FITUG e.V.

Förderverein Informationstechnik und Gesellschaft

Fiduciary Licence Agreement (FLA)

http://fsfeurope.org/projects/fla/


Fiduciary Licence Agreement (FLA)

Version 1.0

English: PDF(96k) German: PDF(94k)

What is the FLA?

The Fiduciary Licence Agreement (FLA) seeks to strengthen the legal fundament of Free Software by allowing Free Software authors to make the FSF Europe their fiduciary for all legal issues.

This is in principle very similar to what the FSF North America has been doing with its Copyright Assignments (CAs) for the GNU Project in order to secure the legal fundament on which our operating system stands.

As some readers will know, the continental European "Droit d'Auteur" (authorship right) tradition is in some parts significantly different from the Anglo-American Copyright tradition.

Giving special attention to these differences, the Fiduciary Licence Agreement offers a European approach to the same issues handled by the Copyright Assignment mentioned above.

Effect

The effects of the Fiduciary Licence Agreement can be summarized as follows:

Transferral of Copyright/Exclusive Exploitation rights to the FSF Europe Re-Transferral of unlimited Usage/Single Exploitation rights to the assigning party. Safety clause: Should the FSF Europe ever use the transferred rights for proprietary software, the assignment becomes void.

Authors

The Fiduciary Licence Agreement (FLA) was written in cooperation between RA Dr. Till Jaeger, Dr. Axel Metzger, Carsten Schulz (ifross) and Georg Greve (FSF Europe) in consultation with others who take interest in the legal security of Free Software. At some time involved in the process were Prof. Eben Moglen, RA Thorsten Feldmann, LL.M., Werner Koch, Alessandro Rubini, Reinhard Müller and others.

Usage

The Fiduciary Licence Agreement (FLA) is Copyright 2002, 2003 Free Software Foundation Europe. Similar to the GNU General Public License (GPL), everyone is given permission to copy and distribute it, but changing it is not allowed.

If you wish to make the FSF Europe your fiduciary by filling out the assignment, please send information about the project to fla@fsfeurope.org.

For the legal security of Free Software, we hope to be able to provide this service to as many projects as possible, but our resources are limited by the support we receive in terms of volunteer contribution and donations, so this will need to be decided upon a case to case basis.

If you are another Free Software organization that wishes to adopt the Fiduciary Licence Agreement to increase the legal standing of your own projects, please also write to fla@fsfeurope.org.

Generally we will be glad to allow such uses, but we would like to know what you plan and also to ask you to include a notice referring to the source of the document.

Feedback

General feedback, comments and also questions about the Fiduciary Licence Agreement (FLA) can be sent to fla@fsfeurope.org.

Background

With growing popularity, Free Software also faces more and more legal issues. Unlike proprietary projects, which tend to be owned by a single company and thrown away after a few years, Free Software often has many authors and is used for many years, some of the Free Software programs in wide use are 10-20 years old or even older than that.

Making sure these programs will be legally safe to use and defendable even after their authors are possibly nowhere to be found or have even left planet earth is one of the issues the Free Software community is facing.

Recently, we have also seen an increase in cases where authors of Free Software were attacked solely on legal grounds to get him or her to change the name of a software package or to stop distributing it entirely. We as a community must find ways to defend our active contributors against this.
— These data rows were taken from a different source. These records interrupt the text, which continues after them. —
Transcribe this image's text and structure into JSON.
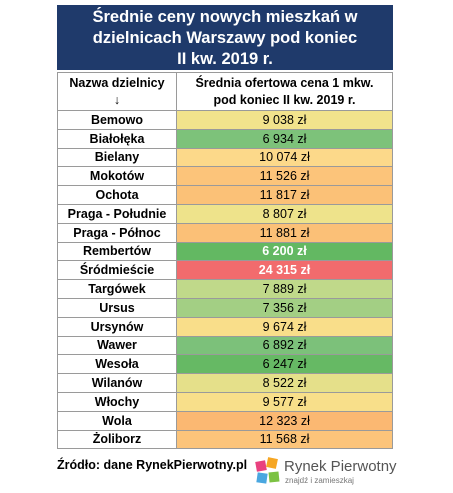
{
  "title": [
    "Średnie ceny nowych mieszkań w",
    "dzielnicach Warszawy pod koniec",
    "II kw. 2019 r."
  ],
  "table": {
    "header": [
      [
        "Nazwa dzielnicy",
        "↓"
      ],
      [
        "Średnia ofertowa cena 1 mkw.",
        "pod koniec II kw. 2019 r."
      ]
    ],
    "rows": [
      {
        "name": "Bemowo",
        "price": "9 038 zł",
        "color": "#f2e38c"
      },
      {
        "name": "Białołęka",
        "price": "6 934 zł",
        "color": "#7dc27a"
      },
      {
        "name": "Bielany",
        "price": "10 074 zł",
        "color": "#fcd98a"
      },
      {
        "name": "Mokotów",
        "price": "11 526 zł",
        "color": "#fcc47a"
      },
      {
        "name": "Ochota",
        "price": "11 817 zł",
        "color": "#fbc177"
      },
      {
        "name": "Praga - Południe",
        "price": "8 807 zł",
        "color": "#eee38b"
      },
      {
        "name": "Praga - Północ",
        "price": "11 881 zł",
        "color": "#fbc077"
      },
      {
        "name": "Rembertów",
        "price": "6 200 zł",
        "color": "#63b862",
        "text_color": "#ffffff"
      },
      {
        "name": "Śródmieście",
        "price": "24 315 zł",
        "color": "#f26b6d",
        "text_color": "#ffffff"
      },
      {
        "name": "Targówek",
        "price": "7 889 zł",
        "color": "#c0d98a"
      },
      {
        "name": "Ursus",
        "price": "7 356 zł",
        "color": "#a3cf84"
      },
      {
        "name": "Ursynów",
        "price": "9 674 zł",
        "color": "#f9de8a"
      },
      {
        "name": "Wawer",
        "price": "6 892 zł",
        "color": "#7cc17a"
      },
      {
        "name": "Wesoła",
        "price": "6 247 zł",
        "color": "#66b964"
      },
      {
        "name": "Wilanów",
        "price": "8 522 zł",
        "color": "#e5e08a"
      },
      {
        "name": "Włochy",
        "price": "9 577 zł",
        "color": "#f8df8a"
      },
      {
        "name": "Wola",
        "price": "12 323 zł",
        "color": "#fbb872"
      },
      {
        "name": "Żoliborz",
        "price": "11 568 zł",
        "color": "#fcc47a"
      }
    ]
  },
  "source": "Źródło: dane RynekPierwotny.pl",
  "logo": {
    "name": "Rynek Pierwotny",
    "tagline": "znajdź i zamieszkaj"
  }
}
Another issue is that more and more companies are running Free Software projects and ask developers to give up their rights so these companies can sell proprietary versions of that piece of Free Software.
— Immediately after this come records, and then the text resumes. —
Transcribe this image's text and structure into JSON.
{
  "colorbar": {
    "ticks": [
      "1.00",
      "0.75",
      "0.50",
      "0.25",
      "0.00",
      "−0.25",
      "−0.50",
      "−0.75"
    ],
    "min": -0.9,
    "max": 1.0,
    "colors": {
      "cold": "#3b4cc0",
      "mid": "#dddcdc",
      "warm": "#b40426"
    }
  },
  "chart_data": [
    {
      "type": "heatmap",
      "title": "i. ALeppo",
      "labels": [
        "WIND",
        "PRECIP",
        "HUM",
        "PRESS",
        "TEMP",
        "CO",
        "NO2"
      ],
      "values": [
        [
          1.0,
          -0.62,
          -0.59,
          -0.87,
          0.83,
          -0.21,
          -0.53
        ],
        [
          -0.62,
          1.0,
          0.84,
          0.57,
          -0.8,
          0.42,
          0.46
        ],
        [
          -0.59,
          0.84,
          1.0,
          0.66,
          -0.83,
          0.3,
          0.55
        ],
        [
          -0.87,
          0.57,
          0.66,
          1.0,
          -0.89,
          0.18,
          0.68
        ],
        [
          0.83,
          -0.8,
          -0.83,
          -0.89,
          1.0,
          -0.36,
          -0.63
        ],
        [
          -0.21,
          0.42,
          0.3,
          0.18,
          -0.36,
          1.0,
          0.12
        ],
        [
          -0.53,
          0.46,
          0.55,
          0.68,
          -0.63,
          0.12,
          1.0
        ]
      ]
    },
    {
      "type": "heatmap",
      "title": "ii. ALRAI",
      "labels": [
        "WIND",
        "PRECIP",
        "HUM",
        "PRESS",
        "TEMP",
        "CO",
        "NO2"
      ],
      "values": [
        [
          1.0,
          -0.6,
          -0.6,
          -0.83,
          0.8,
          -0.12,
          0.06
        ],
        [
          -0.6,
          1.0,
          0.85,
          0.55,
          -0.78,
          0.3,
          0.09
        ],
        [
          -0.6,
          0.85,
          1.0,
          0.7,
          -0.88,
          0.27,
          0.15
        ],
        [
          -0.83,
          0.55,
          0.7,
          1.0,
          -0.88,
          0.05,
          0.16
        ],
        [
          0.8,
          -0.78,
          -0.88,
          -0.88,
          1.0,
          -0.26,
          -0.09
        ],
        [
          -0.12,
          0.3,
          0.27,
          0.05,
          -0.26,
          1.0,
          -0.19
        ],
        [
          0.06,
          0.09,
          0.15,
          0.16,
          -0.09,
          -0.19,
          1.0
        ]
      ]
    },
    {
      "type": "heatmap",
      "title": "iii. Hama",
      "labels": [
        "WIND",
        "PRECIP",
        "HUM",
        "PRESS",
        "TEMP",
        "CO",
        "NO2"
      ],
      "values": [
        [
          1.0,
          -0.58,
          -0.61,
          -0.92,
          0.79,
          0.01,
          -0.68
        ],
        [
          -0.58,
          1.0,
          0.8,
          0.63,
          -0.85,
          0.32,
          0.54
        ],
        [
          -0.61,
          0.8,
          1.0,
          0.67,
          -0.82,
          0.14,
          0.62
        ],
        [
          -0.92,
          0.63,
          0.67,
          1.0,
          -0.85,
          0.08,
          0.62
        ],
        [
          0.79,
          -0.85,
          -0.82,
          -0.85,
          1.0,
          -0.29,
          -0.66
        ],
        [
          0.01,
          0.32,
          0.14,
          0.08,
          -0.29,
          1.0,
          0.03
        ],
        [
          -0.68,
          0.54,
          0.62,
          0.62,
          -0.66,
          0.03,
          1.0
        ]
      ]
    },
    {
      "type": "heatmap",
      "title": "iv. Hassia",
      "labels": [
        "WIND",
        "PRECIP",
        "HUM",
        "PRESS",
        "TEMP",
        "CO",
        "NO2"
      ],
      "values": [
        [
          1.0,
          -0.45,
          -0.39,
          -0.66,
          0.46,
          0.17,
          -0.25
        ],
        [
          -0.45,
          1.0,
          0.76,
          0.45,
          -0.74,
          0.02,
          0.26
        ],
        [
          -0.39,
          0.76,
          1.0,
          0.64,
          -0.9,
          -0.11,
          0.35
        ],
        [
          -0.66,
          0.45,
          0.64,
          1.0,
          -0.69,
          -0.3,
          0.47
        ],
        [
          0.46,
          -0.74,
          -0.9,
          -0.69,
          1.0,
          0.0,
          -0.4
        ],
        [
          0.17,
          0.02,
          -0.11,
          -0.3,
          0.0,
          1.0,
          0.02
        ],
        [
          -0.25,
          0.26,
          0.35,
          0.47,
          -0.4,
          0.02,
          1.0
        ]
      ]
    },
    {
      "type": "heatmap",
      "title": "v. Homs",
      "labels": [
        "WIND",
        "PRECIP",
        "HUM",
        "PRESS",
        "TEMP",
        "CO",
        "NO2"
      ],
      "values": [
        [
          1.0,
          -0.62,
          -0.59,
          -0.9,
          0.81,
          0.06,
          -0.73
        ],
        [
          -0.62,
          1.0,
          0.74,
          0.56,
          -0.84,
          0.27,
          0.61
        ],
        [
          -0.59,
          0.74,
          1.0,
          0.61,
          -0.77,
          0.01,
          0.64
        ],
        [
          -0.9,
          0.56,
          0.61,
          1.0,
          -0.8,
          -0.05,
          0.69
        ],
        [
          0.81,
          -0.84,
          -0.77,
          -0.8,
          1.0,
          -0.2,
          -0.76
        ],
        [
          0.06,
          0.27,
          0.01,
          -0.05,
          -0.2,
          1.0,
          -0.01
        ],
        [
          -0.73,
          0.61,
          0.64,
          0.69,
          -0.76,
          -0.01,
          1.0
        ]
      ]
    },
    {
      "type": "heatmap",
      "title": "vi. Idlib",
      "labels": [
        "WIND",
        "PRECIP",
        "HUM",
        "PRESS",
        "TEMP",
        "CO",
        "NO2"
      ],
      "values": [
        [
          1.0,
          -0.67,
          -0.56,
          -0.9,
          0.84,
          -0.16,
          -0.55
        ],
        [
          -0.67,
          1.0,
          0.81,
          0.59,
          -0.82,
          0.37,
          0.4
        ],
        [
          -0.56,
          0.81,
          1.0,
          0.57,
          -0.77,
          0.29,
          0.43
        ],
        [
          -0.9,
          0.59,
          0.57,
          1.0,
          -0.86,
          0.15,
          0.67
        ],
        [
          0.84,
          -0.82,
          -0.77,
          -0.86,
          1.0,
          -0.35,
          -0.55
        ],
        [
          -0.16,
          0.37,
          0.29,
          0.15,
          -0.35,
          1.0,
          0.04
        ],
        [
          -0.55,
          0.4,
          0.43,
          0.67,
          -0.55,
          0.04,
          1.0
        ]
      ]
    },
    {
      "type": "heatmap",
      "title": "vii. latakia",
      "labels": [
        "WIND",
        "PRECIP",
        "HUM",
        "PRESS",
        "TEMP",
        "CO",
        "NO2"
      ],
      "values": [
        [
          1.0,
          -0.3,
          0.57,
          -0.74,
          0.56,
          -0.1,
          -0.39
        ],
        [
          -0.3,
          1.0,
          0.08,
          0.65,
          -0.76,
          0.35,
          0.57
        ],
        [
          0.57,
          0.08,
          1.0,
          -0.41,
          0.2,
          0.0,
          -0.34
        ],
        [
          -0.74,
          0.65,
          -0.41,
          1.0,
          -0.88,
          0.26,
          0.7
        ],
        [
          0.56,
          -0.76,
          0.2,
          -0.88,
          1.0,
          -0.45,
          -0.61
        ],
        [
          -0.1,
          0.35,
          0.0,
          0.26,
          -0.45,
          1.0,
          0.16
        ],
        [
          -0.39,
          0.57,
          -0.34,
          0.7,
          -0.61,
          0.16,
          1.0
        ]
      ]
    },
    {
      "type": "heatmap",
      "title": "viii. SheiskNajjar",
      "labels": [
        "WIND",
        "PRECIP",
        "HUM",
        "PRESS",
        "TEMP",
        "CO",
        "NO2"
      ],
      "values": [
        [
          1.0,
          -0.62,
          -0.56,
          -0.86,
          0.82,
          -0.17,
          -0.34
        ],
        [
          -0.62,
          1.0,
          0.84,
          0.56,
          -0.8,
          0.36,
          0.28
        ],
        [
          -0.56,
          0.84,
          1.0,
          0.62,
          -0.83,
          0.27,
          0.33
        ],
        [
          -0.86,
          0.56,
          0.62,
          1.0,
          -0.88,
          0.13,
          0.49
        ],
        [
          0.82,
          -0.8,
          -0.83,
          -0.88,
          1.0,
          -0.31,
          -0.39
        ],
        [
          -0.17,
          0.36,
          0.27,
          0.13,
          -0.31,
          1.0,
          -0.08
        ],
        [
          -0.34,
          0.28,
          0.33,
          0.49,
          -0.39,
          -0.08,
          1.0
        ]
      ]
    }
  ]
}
As management, company policy and markets are often subject to drastic and rapid change, no company could ever guarantee to stick to a certain policy for 20 years or more. Additionally, no company is entirely safe from bankruptcy or buy-outs by other companies.

Also for this reason companies often don't trust each other to "do the right thing" for a long time into the future.
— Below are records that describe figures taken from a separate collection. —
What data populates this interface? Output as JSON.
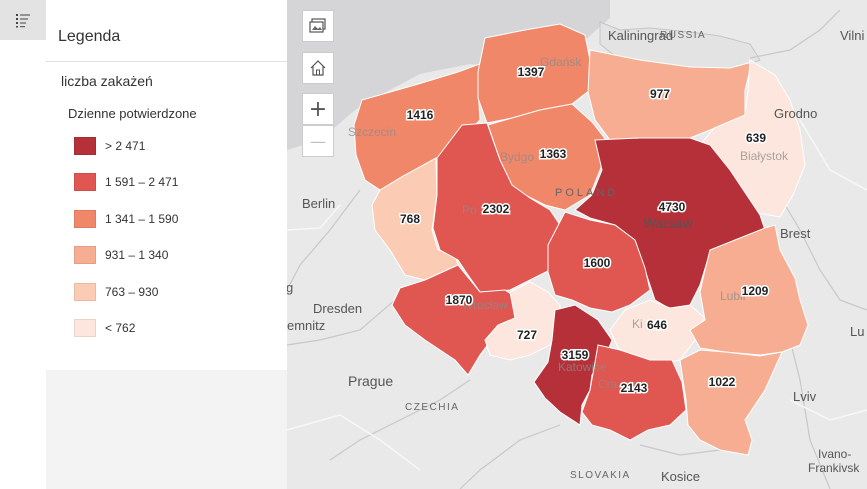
{
  "legend": {
    "title": "Legenda",
    "layer_name": "liczba zakażeń",
    "field_name": "Dzienne potwierdzone",
    "classes": [
      {
        "label": "> 2 471",
        "color": "#b53038"
      },
      {
        "label": "1 591 – 2 471",
        "color": "#e05650"
      },
      {
        "label": "1 341 – 1 590",
        "color": "#f08769"
      },
      {
        "label": "931 – 1 340",
        "color": "#f7ad91"
      },
      {
        "label": "763 – 930",
        "color": "#fbcbb4"
      },
      {
        "label": "< 762",
        "color": "#fde6dd"
      }
    ]
  },
  "map_controls": {
    "basemap_icon": "basemap-gallery-icon",
    "home_icon": "home-icon",
    "zoom_in": "+",
    "zoom_out": "—"
  },
  "map_labels": {
    "kaliningrad": "Kaliningrad",
    "russia": "RUSSIA",
    "vilnius": "Vilni",
    "grodno": "Grodno",
    "berlin": "Berlin",
    "warsaw": "Warsaw",
    "poland": "POLAND",
    "brest": "Brest",
    "dresden": "Dresden",
    "chemnitz": "emnitz",
    "prague": "Prague",
    "czechia": "CZECHIA",
    "lviv": "Lviv",
    "ivano": "Ivano-",
    "frankivsk": "Frankivsk",
    "slovakia": "SLOVAKIA",
    "kosice": "Kosice",
    "szczecin": "Szczecin",
    "gdansk": "Gdańsk",
    "bydgoszcz": "Bydgo",
    "bialystok": "Białystok",
    "poznan": "Po",
    "wroclaw": "Wrocław",
    "katowice": "Katowice",
    "krakow": "Cra",
    "kielce": "Ki",
    "lublin": "Lubli",
    "lu_edge": "Lu",
    "g_edge": "g"
  },
  "regions": [
    {
      "id": "zachodniopomorskie",
      "value": "1416",
      "color": "#f08769"
    },
    {
      "id": "pomorskie",
      "value": "1397",
      "color": "#f08769"
    },
    {
      "id": "warminsko-mazurskie",
      "value": "977",
      "color": "#f7ad91"
    },
    {
      "id": "podlaskie",
      "value": "639",
      "color": "#fde6dd"
    },
    {
      "id": "kujawsko-pomorskie",
      "value": "1363",
      "color": "#f08769"
    },
    {
      "id": "lubuskie",
      "value": "768",
      "color": "#fbcbb4"
    },
    {
      "id": "wielkopolskie",
      "value": "2302",
      "color": "#e05650"
    },
    {
      "id": "mazowieckie",
      "value": "4730",
      "color": "#b53038"
    },
    {
      "id": "lodzkie",
      "value": "1600",
      "color": "#e05650"
    },
    {
      "id": "dolnoslaskie",
      "value": "1870",
      "color": "#e05650"
    },
    {
      "id": "opolskie",
      "value": "727",
      "color": "#fde6dd"
    },
    {
      "id": "slaskie",
      "value": "3159",
      "color": "#b53038"
    },
    {
      "id": "swietokrzyskie",
      "value": "646",
      "color": "#fde6dd"
    },
    {
      "id": "lubelskie",
      "value": "1209",
      "color": "#f7ad91"
    },
    {
      "id": "malopolskie",
      "value": "2143",
      "color": "#e05650"
    },
    {
      "id": "podkarpackie",
      "value": "1022",
      "color": "#f7ad91"
    }
  ]
}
The Fiduciary Licence Agreement will help with all these issue by allowing the FSF Europe

to relicence software under a new Free Software licence, should it become necessary because of technical or legal changes. to defend software against abuse, even in court, should that become necessary. to protect Free Software authors by accepting to take over their risk of being attacked on legal grounds. to provide a stabilizing and equalizing factor in commercial or mixed commercial/volunteer Free Software development.

Especially the fourth issue is becoming increasingly important with publicly funded software in Europe.